One goal of low back pain (LBP) assessment is to direct clinicians to specific subgroups that benefit from particular treatment approaches.


To compare outcomes in a nonoperative care setting between patients assessed and treated based on a diagnostic system of LBP classification with patients managed without a classification system.


A prospective double-cohort study.


Mechanical LBP cases (n=2110) who started a rehabilitation program at 15 clinics across Canada between February 2006 and August 2007.


Subjective global pain rating at discharge; change in reported medication usage; Visual Analog Scale (VAS) pain rating from assessment to discharge; change in perceived function from assessment to discharge based on score change from a modified version of the Low Back Outcome Score; total number of treatment days.
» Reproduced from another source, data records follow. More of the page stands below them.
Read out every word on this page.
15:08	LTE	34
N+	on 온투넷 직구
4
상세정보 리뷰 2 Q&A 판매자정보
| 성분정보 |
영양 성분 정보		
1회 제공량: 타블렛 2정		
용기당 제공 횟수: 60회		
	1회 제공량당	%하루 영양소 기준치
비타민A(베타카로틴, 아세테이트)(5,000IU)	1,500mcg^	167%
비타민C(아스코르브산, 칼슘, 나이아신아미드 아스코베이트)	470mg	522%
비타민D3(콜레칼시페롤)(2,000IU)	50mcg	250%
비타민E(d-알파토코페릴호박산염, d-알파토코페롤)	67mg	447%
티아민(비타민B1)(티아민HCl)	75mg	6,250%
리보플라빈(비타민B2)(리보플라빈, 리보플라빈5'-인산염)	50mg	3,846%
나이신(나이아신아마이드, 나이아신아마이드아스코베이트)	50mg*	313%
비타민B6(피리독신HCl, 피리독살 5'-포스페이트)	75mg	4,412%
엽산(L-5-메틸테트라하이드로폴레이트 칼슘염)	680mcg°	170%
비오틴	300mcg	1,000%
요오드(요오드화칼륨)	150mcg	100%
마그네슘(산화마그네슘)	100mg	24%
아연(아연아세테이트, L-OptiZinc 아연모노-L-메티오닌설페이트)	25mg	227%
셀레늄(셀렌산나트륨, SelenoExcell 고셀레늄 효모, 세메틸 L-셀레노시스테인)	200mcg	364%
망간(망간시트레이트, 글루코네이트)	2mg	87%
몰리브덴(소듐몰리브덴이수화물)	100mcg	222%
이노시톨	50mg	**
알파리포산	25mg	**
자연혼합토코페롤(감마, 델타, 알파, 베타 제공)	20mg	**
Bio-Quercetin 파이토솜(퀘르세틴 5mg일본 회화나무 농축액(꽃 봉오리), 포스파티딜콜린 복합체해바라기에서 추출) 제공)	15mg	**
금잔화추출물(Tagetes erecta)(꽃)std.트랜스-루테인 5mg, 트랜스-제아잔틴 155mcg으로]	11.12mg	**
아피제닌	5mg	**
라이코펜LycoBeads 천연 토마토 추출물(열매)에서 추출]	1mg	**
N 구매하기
The two cohorts were a comparison group (n=754) and a classification group (n=1356). The comparison group consisted of consecutive, consenting patients attending treatment at eight clinics that provided generic, traditional, therapy including modalities and exercise and that emphasized reassurance of likely recovery, encouragement to remain active, and avoidance of bed rest. The classification group consisted of consenting patients attending seven clinics where the staff had been trained to use the LBP classification system. Patients were categorized into one of four classifications, each dictating a separate treatment approach.


For those reporting "no pain" posttreatment, odds ratios for those treated according to a Pattern classification ranged from 2 to 10 times the odds of the comparison group (p<.05). For "no medication use" posttreatment, odds ratios for the classification group ranged from 2 to 4 times the odds of the comparison group (p<.01). Odds ratios of a statistical and minimal clinically important difference (30% increase in functional score) for the classification group ranged from approximately 2 to 4 times the odds of the comparison group (p<.01). For VAS Pain Rating (0-10 scale), the odds ratios of a statistically and clinically significant pain reduction (2 points) for the classification group ranged from 30% to 60% higher than odds for the Comparison Group (p<.05). The comparison group had the highest number of treatment days, statistically significantly greater than for each pattern within the classification group (p<.001).


LBP is a heterogeneous condition and treatment results may significantly improve when clinically relevant syndromes are determined initially to guide treatment. Classifying LBP based on pattern recognition shows promise to help clarify future clinical trials and surgical referrals.